0
topscrollRun:
Obserwuj w Google News

Gwiazda TVN24 wywołała burzę życzeniami dla córki. "Tego jej życzysz w dniu ślubu? Litości!"

2 min. czytania
26.06.2023 20:15

Katarzyna Kolenda-Zaleska z TVN24 pochwaliła się zdjęciami ze ślubu córki, lecz jej życzenia nie spodobały się internautom. Pod postem zagotowało się o krytycznych wpisów. - Matka nie może wyjść z roli komentatora politycznego - grzmią obserwatorzy Kolendy-Zaleskiej. 

Katarzyna Kolenda-Zaleska
fot. Maciej Kosycarz/KFP/REPORTER/EAST NEWS

Katarzyna Kolenda-Zaleska jest dziennikarką od wielu lat związaną ze stacją TVN24 oraz redakcją "Faktów". Jej mężem jest operator i montażysta telewizyjny Grzegorz Zaleski, z którym ma córkę Annę. W miniony weekend Katarzyna Kolenda-Zaleska bawiła się na ślubie córki i jej narzeczonego.

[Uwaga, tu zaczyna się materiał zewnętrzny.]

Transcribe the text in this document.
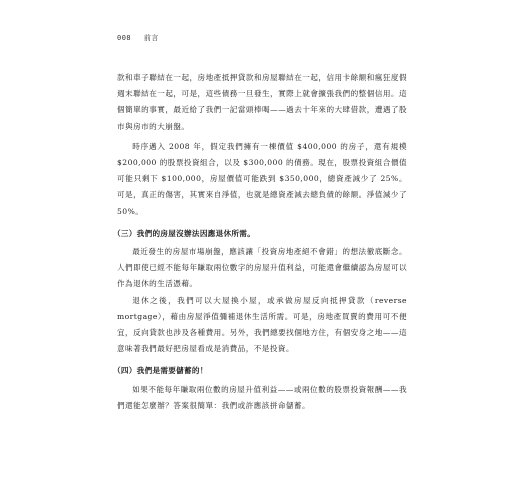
008 前言

款和車子聯結在一起，房地產抵押貸款和房屋聯結在一起，信用卡餘額和瘋狂度假週末聯結在一起，可是，這些債務一旦發生，實際上就會擴張我們的整個信用。這個簡單的事實，最近給了我們一記當頭棒喝——過去十年來的大肆借款，遭遇了股市與房市的大崩盤。

時序邁入 2008 年，假定我們擁有一棟價值 $400,000 的房子，還有規模 $200,000 的股票投資組合，以及 $300,000 的債務。現在，股票投資組合價值可能只剩下 $100,000，房屋價值可能跌到 $350,000，總資產減少了 25%。可是，真正的傷害，其實來自淨值，也就是總資產減去總負債的餘額。淨值減少了 50%。

（三）我們的房屋沒辦法因應退休所需。

最近發生的房屋市場崩盤，應該讓「投資房地產絕不會錯」的想法徹底斷念。人們即使已經不能每年賺取兩位數字的房屋升值利益，可能還會繼續認為房屋可以作為退休的生活憑藉。

退休之後，我們可以大屋換小屋，或承做房屋反向抵押貸款（reverse mortgage），藉由房屋淨值彌補退休生活所需。可是，房地產買賣的費用可不便宜，反向貸款也涉及各種費用。另外，我們總要找個地方住，有個安身之地——這意味著我們最好把房屋看成是消費品，不是投資。

（四）我們是需要儲蓄的！

如果不能每年賺取兩位數的房屋升值利益——或兩位數的股票投資報酬——我們還能怎麼辦？答案很簡單：我們或許應該拼命儲蓄。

Jednak pod postem udostępnionym na Instagramie zaroiło się od krytycznych wpisów. Poszło o życzenia, które dziennikarka złożyła nowożeńcom. 

Redakcja poleca

Katarzyna Kolenda-Zaleska skrytykowana za życzenia z okazji ślubu córki

Dziennikarka TVN24 z dumą pochwaliła się rodzinnym wydarzeniem w mediach społecznościowych. Na Instagramie pojawiły się zdjęcia ze ślubu Anny, pod którymi Katarzyna Kolenda-Zaleska przekazała życzenia córce i jej ukochanemu. 

Nasza Ania wyszła za mąż. Miłości, szczęścia, wolności i demokracji - napisała. 

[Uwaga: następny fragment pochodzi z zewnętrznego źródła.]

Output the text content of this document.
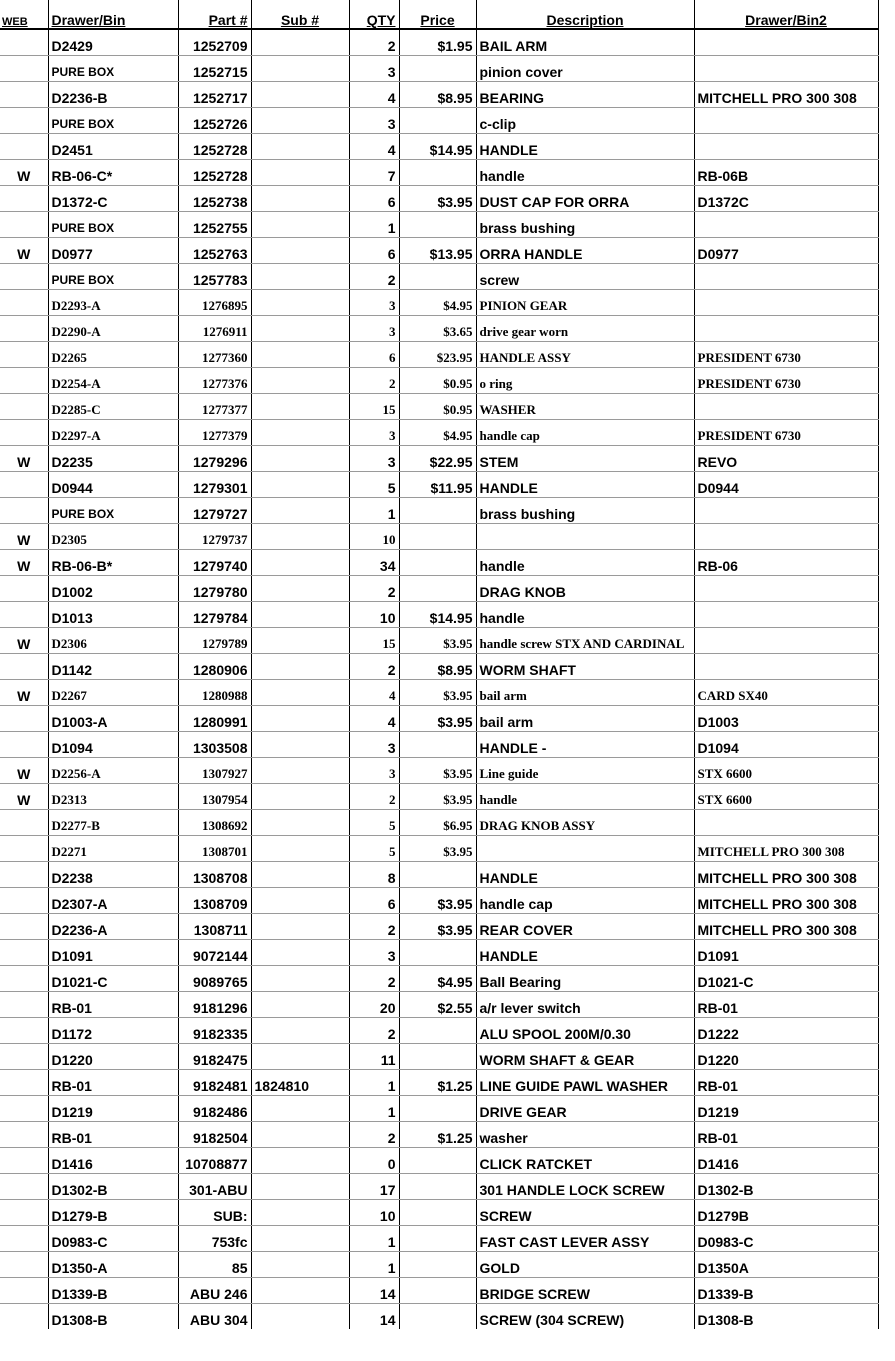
WEB	Drawer/Bin	Part #	Sub #	QTY	Price	Description	Drawer/Bin2
	D2429	1252709		2	$1.95	BAIL ARM	
	PURE BOX	1252715		3		pinion cover	
	D2236-B	1252717		4	$8.95	BEARING	MITCHELL PRO 300 308
	PURE BOX	1252726		3		c-clip	
	D2451	1252728		4	$14.95	HANDLE	
W	RB-06-C*	1252728		7		handle	RB-06B
	D1372-C	1252738		6	$3.95	DUST CAP FOR ORRA	D1372C
	PURE BOX	1252755		1		brass bushing	
W	D0977	1252763		6	$13.95	ORRA HANDLE	D0977
	PURE BOX	1257783		2		screw	
	D2293-A	1276895		3	$4.95	PINION GEAR	
	D2290-A	1276911		3	$3.65	drive gear worn	
	D2265	1277360		6	$23.95	HANDLE ASSY	PRESIDENT 6730
	D2254-A	1277376		2	$0.95	o ring	PRESIDENT 6730
	D2285-C	1277377		15	$0.95	WASHER	
	D2297-A	1277379		3	$4.95	handle cap	PRESIDENT 6730
W	D2235	1279296		3	$22.95	STEM	REVO
	D0944	1279301		5	$11.95	HANDLE	D0944
	PURE BOX	1279727		1		brass bushing	
W	D2305	1279737		10			
W	RB-06-B*	1279740		34		handle	RB-06
	D1002	1279780		2		DRAG KNOB	
	D1013	1279784		10	$14.95	handle	
W	D2306	1279789		15	$3.95	handle screw STX AND CARDINAL	
	D1142	1280906		2	$8.95	WORM SHAFT	
W	D2267	1280988		4	$3.95	bail arm	CARD SX40
	D1003-A	1280991		4	$3.95	bail arm	D1003
	D1094	1303508		3		HANDLE -	D1094
W	D2256-A	1307927		3	$3.95	Line guide	STX 6600
W	D2313	1307954		2	$3.95	handle	STX 6600
	D2277-B	1308692		5	$6.95	DRAG KNOB ASSY	
	D2271	1308701		5	$3.95		MITCHELL PRO 300 308
	D2238	1308708		8		HANDLE	MITCHELL PRO 300 308
	D2307-A	1308709		6	$3.95	handle cap	MITCHELL PRO 300 308
	D2236-A	1308711		2	$3.95	REAR COVER	MITCHELL PRO 300 308
	D1091	9072144		3		HANDLE	D1091
	D1021-C	9089765		2	$4.95	Ball Bearing	D1021-C
	RB-01	9181296		20	$2.55	a/r lever switch	RB-01
	D1172	9182335		2		ALU SPOOL 200M/0.30	D1222
	D1220	9182475		11		WORM SHAFT & GEAR	D1220
	RB-01	9182481	1824810	1	$1.25	LINE GUIDE PAWL WASHER	RB-01
	D1219	9182486		1		DRIVE GEAR	D1219
	RB-01	9182504		2	$1.25	washer	RB-01
	D1416	10708877		0		CLICK RATCKET	D1416
	D1302-B	301-ABU		17		301 HANDLE LOCK SCREW	D1302-B
	D1279-B	SUB:		10		SCREW	D1279B
	D0983-C	753fc		1		FAST CAST LEVER ASSY	D0983-C
	D1350-A	85		1		GOLD	D1350A
	D1339-B	ABU 246		14		BRIDGE SCREW	D1339-B
	D1308-B	ABU 304		14		SCREW (304 SCREW)	D1308-B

No i się zaczęło. Część internautów zniesmaczyły słowa Kolendy-Zaleskiej, która ich zdaniem nawet w dniu ślubu nie potrafiła oderwać się od polityki i nawiązała do sytuacji w kraju.

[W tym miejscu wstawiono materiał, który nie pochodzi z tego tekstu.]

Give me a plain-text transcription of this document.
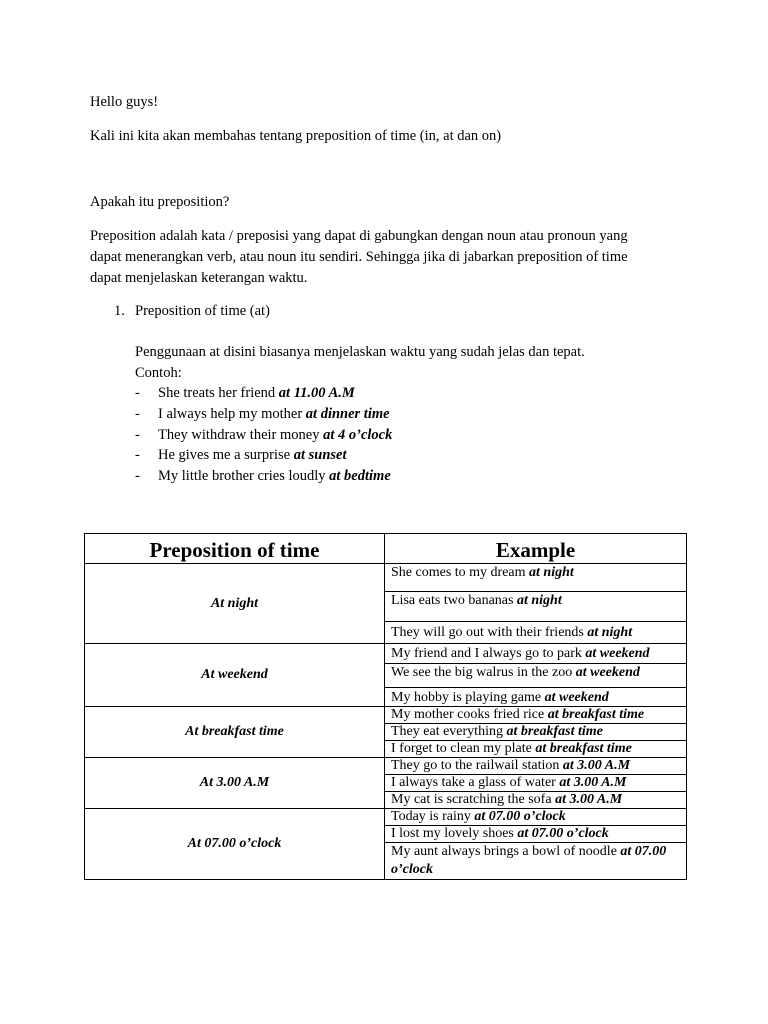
Hello guys!
Kali ini kita akan membahas tentang preposition of time (in, at dan on)
Apakah itu preposition?
Preposition adalah kata / preposisi yang dapat di gabungkan dengan noun atau pronoun yang
dapat menerangkan verb, atau noun itu sendiri. Sehingga jika di jabarkan preposition of time
dapat menjelaskan keterangan waktu.
1. Preposition of time (at)
Penggunaan at disini biasanya menjelaskan waktu yang sudah jelas dan tepat.
Contoh:
- She treats her friend at 11.00 A.M
- I always help my mother at dinner time
- They withdraw their money at 4 o’clock
- He gives me a surprise at sunset
- My little brother cries loudly at bedtime
Preposition of time	Example
At night	She comes to my dream at night
	Lisa eats two bananas at night
	They will go out with their friends at night
At weekend	My friend and I always go to park at weekend
	We see the big walrus in the zoo at weekend
	My hobby is playing game at weekend
At breakfast time	My mother cooks fried rice at breakfast time
	They eat everything at breakfast time
	I forget to clean my plate at breakfast time
At 3.00 A.M	They go to the railwail station at 3.00 A.M
	I always take a glass of water at 3.00 A.M
	My cat is scratching the sofa at 3.00 A.M
At 07.00 o’clock	Today is rainy at 07.00 o’clock
	I lost my lovely shoes at 07.00 o’clock
	My aunt always brings a bowl of noodle at 07.00 o’clock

Demokracji? Ja wszystko rozumiem, ale naprawdę życzysz córce w dniu ślubu "wolności i demokracji" - skomentowała jedna  z internautek, czym wywołała burzliwą dyskusję. 

Część komentujących nie widziała nic złego w życzeniach, zważywszy na napiętą sytuację przed wyborami i nagłośnione ostatnio ataki PiS na wolne media. Inni wręcz przeciwnie - gardłowali, że dziennikarka niepotrzebnie miesza politykę w sprawy prywatne i "nie potrafi wyluzować". 

Można czasem wyjść z roli dziennikarki i być po prostu matką. Matką, która własnej córce w dniu ślubu życzy po prostu miłości, spokoju, szczęścia itd. Nie trzeba zawsze i wszędzie odnosić się do polityki. Litości... 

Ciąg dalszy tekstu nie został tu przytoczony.